Ele contou ao MidiaMAIS que criou sua empresa a partir de uma reclamação das irmãs.
“Eu sentia de perto essa dor do corpo gordo, não só delas como o meu também. Em ver peças em alguém e não encontrar para o nosso tamanho, querer estar bem-vestido e não conseguir comprar uma peça e sim comprar aquilo que cabia na gente. Então, isso tudo foi o que aconteceu para que eu chegasse a criar a marca Breno Donadio”, recorda.
A sua marca ‘slow fashion’ propõe roupas atemporais, confortáveis, bonitas e modernas no corpo gordo. Peças estruturadas dessa forma possibilitam que um novo público seja incluso na moda, respeitando cada história e curvatura. Para Donadio, essa é uma qualidade que faz falta nas prateleiras.
“O mercado da moda realmente é excludente e isso nós sabemos. Infelizmente ainda não conseguiu entender essas necessidades do corpo gordo. Acham apenas que graduar um modelo, que um corpo magro ‘normal’ usa, e a realidade é outra. Acaba caindo no mesmo erro sempre. O mercado não atende hoje mais do que 5% da demanda. Pensam que fabricar legging e cropped tamanho grande atende essa demanda. Continuam se fazendo peças feias, que não se adéquam ao corpo”, explica.
Moda Plus Size: nada de roupas sóbrias e ‘estampas de vovó’
Apesar de serem a maioria das opções disponíveis no mercado Plus Size, não é isso que os compradores desejam. Segundo Flávia Durante, idealizadora do Pop Plus — maior feira de moda e cultura Plus Size da América Latina — a mulher gorda quer uma moda para diferentes necessidades e estilos.
“Se posicionar é muito importante para nós mostrarmos que é um mercado, uma fatia do público que consome, deseja informação de moda, tendência, qualidade e variedade.

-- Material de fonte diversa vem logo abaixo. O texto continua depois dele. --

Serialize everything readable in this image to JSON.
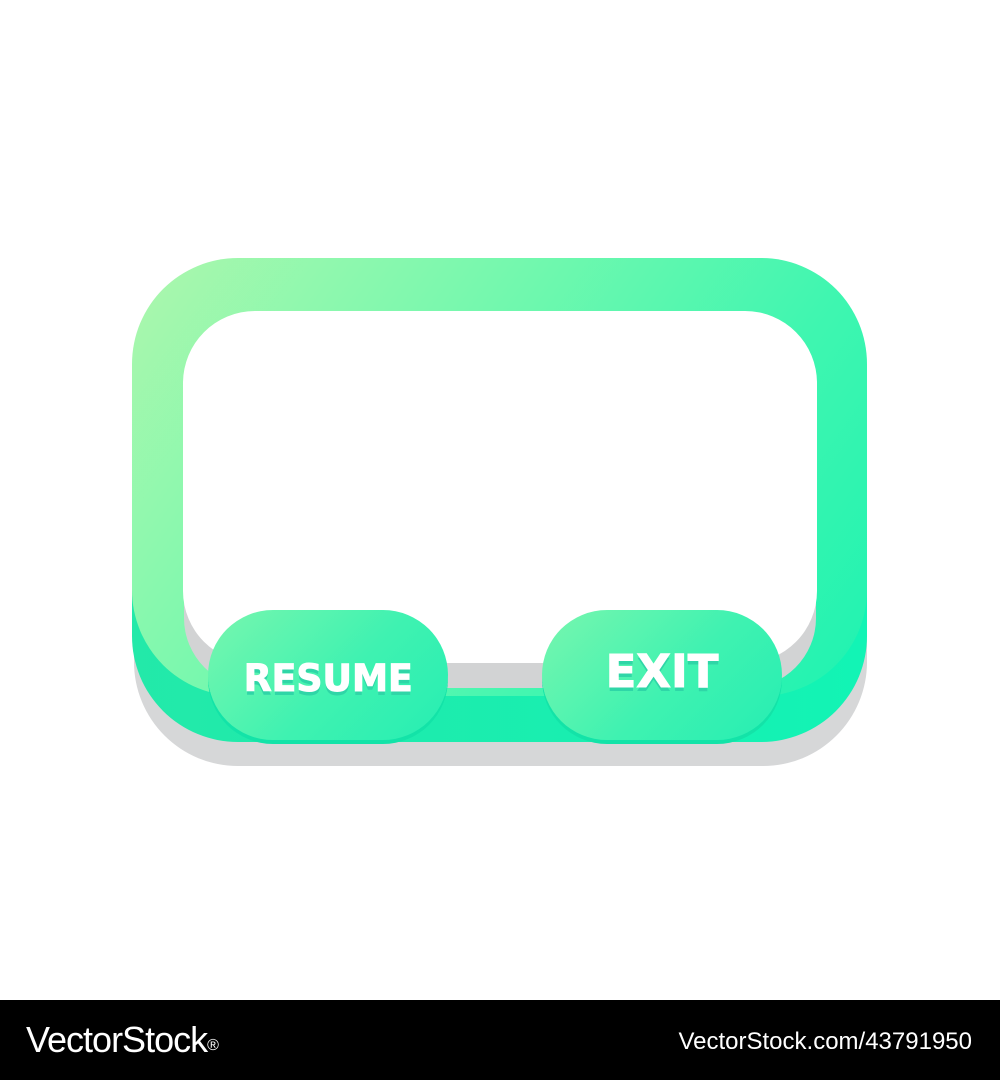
{
  "dialog": {
    "buttons": {
      "resume_label": "RESUME",
      "exit_label": "EXIT"
    },
    "colors": {
      "frame_light": "#aef7ad",
      "frame_dark": "#12f4b5",
      "shadow": "#d6d7d8",
      "button_text": "#ffffff"
    }
  },
  "footer": {
    "brand": "VectorStock",
    "brand_mark": "®",
    "credit": "VectorStock.com/43791950"
  }
}
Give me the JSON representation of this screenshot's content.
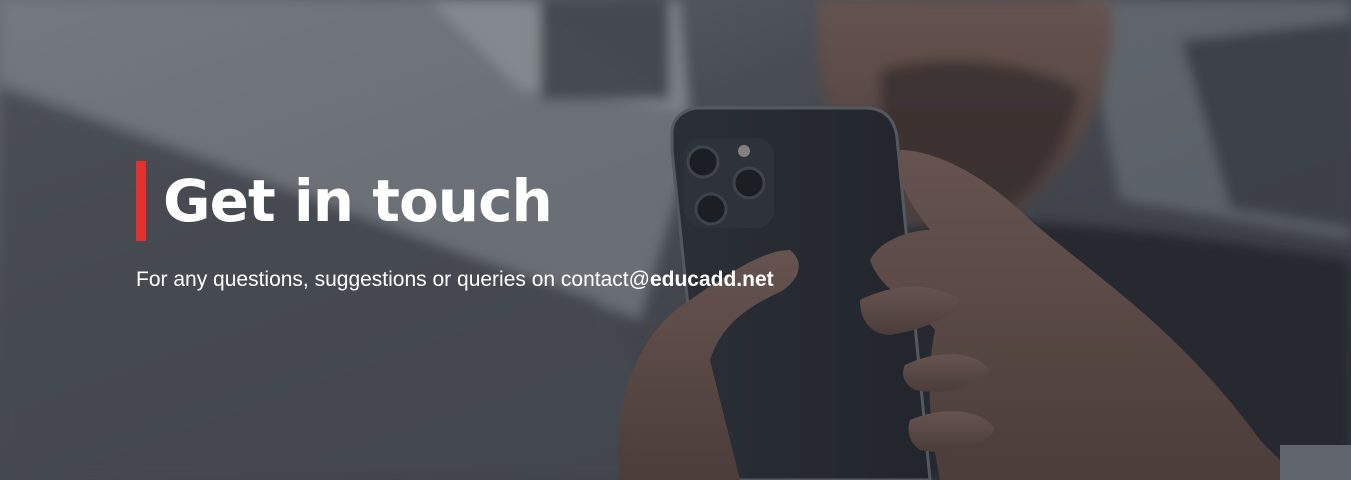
{
  "hero": {
    "title": "Get in touch",
    "subtitle_prefix": "For any questions, suggestions or queries on contact@",
    "subtitle_domain": "educadd.net",
    "background_image": "person-holding-smartphone-photo",
    "colors": {
      "accent": "#e5302c",
      "overlay": "#3d4148",
      "text": "#ffffff"
    }
  }
}
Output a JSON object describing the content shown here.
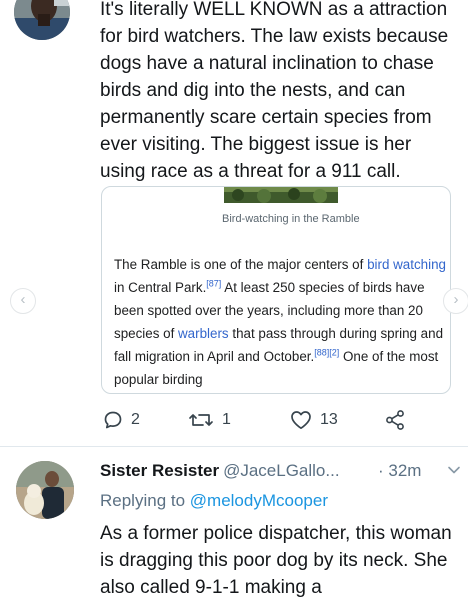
{
  "tweet1": {
    "text": "It's literally WELL KNOWN as a attraction for bird watchers. The law exists because dogs have a natural inclination to chase birds and dig into the nests, and can permanently scare certain species from ever visiting. The biggest issue is her using race as a threat for a 911 call.",
    "card": {
      "caption": "Bird-watching in the Ramble",
      "p1": "The Ramble is one of the major centers of ",
      "link1": "bird watching",
      "p2": " in Central Park.",
      "ref1": "[87]",
      "p3": " At least 250 species of birds have been spotted over the years, including more than 20 species of ",
      "link2": "warblers",
      "p4": " that pass through during spring and fall migration in April and October.",
      "ref2": "[88][2]",
      "p5": " One of the most popular birding"
    },
    "actions": {
      "replies": "2",
      "retweets": "1",
      "likes": "13"
    }
  },
  "tweet2": {
    "name": "Sister Resister",
    "handle": "@JaceLGallo...",
    "time": "· 32m",
    "replying_prefix": "Replying to ",
    "replying_handle": "@melodyMcooper",
    "text": "As a former police dispatcher, this woman is dragging this poor dog by its neck.  She also called 9-1-1 making a"
  },
  "icons": {
    "reply": "reply-icon",
    "retweet": "retweet-icon",
    "like": "heart-icon",
    "share": "share-icon",
    "caret": "chevron-down-icon"
  },
  "colors": {
    "link": "#1b95e0",
    "wiki_link": "#3366cc",
    "muted": "#5b7083"
  }
}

E dentro desse próprio mercado, agora nós estamos em busca de uma diversidade maior”, explica a comunicadora ao MidiaMAIS.

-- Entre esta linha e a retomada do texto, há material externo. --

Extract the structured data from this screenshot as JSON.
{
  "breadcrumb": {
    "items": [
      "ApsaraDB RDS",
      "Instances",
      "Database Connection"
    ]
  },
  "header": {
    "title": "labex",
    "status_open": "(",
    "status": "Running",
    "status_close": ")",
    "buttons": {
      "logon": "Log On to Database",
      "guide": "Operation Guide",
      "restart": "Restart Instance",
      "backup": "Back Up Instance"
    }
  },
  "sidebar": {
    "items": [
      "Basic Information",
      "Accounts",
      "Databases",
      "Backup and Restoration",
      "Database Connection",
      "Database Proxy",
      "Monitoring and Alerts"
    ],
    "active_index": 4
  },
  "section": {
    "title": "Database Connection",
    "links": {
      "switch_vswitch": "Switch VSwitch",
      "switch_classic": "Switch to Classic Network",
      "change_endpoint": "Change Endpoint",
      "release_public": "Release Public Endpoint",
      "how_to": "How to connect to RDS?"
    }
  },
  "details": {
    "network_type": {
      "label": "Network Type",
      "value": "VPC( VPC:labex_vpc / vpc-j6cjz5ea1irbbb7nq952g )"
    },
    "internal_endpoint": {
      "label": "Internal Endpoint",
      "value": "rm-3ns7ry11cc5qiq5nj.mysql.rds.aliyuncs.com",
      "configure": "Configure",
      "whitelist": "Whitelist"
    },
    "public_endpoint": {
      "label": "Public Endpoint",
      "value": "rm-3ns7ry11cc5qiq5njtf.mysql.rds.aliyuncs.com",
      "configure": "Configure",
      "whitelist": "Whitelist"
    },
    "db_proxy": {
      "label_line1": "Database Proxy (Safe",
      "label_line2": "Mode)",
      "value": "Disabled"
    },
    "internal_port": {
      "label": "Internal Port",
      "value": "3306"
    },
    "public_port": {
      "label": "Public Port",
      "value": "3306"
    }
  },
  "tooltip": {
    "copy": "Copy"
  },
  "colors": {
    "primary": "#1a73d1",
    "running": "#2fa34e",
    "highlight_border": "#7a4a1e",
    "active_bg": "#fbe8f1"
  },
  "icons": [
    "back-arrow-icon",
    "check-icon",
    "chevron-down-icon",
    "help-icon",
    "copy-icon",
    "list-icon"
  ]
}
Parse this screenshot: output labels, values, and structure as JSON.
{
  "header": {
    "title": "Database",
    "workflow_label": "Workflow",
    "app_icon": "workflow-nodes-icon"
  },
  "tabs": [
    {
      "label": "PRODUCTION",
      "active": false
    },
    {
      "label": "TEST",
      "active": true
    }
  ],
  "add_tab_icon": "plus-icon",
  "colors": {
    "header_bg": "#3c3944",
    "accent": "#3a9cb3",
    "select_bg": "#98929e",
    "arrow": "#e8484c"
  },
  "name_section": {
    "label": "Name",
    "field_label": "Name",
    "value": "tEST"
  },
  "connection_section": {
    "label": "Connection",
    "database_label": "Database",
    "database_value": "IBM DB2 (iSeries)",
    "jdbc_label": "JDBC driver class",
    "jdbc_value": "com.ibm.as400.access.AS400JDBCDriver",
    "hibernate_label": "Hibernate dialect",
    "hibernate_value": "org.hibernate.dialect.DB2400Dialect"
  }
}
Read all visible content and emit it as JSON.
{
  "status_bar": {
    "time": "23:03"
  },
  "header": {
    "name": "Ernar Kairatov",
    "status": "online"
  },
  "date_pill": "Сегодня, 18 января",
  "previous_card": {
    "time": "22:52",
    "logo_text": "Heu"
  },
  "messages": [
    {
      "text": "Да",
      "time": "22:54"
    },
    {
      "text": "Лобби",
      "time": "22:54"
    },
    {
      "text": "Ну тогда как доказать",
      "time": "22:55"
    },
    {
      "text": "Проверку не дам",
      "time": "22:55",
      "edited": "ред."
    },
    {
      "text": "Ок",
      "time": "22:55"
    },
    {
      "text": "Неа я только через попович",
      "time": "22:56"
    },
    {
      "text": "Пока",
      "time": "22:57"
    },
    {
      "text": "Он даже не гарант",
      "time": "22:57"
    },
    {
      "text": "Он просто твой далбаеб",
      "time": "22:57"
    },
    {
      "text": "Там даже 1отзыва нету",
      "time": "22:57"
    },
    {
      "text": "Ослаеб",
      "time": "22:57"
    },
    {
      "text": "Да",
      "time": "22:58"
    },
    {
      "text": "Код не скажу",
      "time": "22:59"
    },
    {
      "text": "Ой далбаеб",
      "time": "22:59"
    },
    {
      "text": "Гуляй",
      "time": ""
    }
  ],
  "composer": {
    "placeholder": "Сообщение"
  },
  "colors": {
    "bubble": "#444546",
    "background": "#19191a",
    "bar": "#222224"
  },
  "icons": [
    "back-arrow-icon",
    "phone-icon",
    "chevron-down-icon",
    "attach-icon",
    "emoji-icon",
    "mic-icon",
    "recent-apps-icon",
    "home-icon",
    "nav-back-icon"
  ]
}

Entre terminologias e mudança de pensamentos, muito vem sendo discutido, também, sobre o uso do termo ‘Plus Size’. No entanto, ainda é uma nomenclatura necessária na opinião de Flávia. Adotada há cerca de 12 anos no Brasil, ‘Plus Size’ surgiu para facilitar o acesso de moda para corpos gordos, seja na Internet ou em lojas físicas.
“O Plus Size é um tempo mercadológico do qual eu sou a favor para gente se posicionar como um mercado existente, com uma demanda reprimida. Não é um nicho. É uma população que quase 60% do país está acima do peso, é gorda. E só 25% do varejo atinge ele. Então é uma demanda reprimida, não um nicho”, relata Durante.
Mas afinal, como mudar essa realidade? Como transformar a demanda reprimida em um nicho de mercado? De que forma colocar em pauta a moda para corpos gordos? Para os especialistas, uma das medidas é conscientizar as universidades que propõem o ensino de moda e formam, todos os anos, novos profissionais.
Ensino de moda nas universidades
Para Donadio, muitas universidades não estão preparadas para produzir roupas destinadas a corpos diferentes, que fogem do padrão ‘magro’. Ainda existe muita padronização nos modelos estruturais das coleções e, normalmente, a moda para corpos gordos não está inclusa nessa movimentação mercadológica.
“O universo gordo é uma ideia plural. Os corpos são diversos e temos que nos adequar a essa realidade corpórea, com moldes que atendam essa diversidade que temos no Brasil. Com certeza os cursos de moda precisam acabar com essa romantização de que moda é para corpos ditos corretos. Existe um mercado real aqui fora”, informa o designer.
Flávia Durante concorda e complementa que a moda ainda é uma indústria gordofóbica. Segundo a comunicadora, o ensino ainda está muito concretizado na ideia de que corpo gordo não pertence à moda. Mas ela é otimista e acredita ser uma realidade em constante mudança.
“A gente trabalha muito para que no futuro isso não precise mais acontecer, para que todas as marcas tenham desde o PP até o extra XG. Isso vai ser um longo processo que precisa mudar toda a gordofobia estrutural da moda, no ensino de moda, na indústria”, conclui a especialista.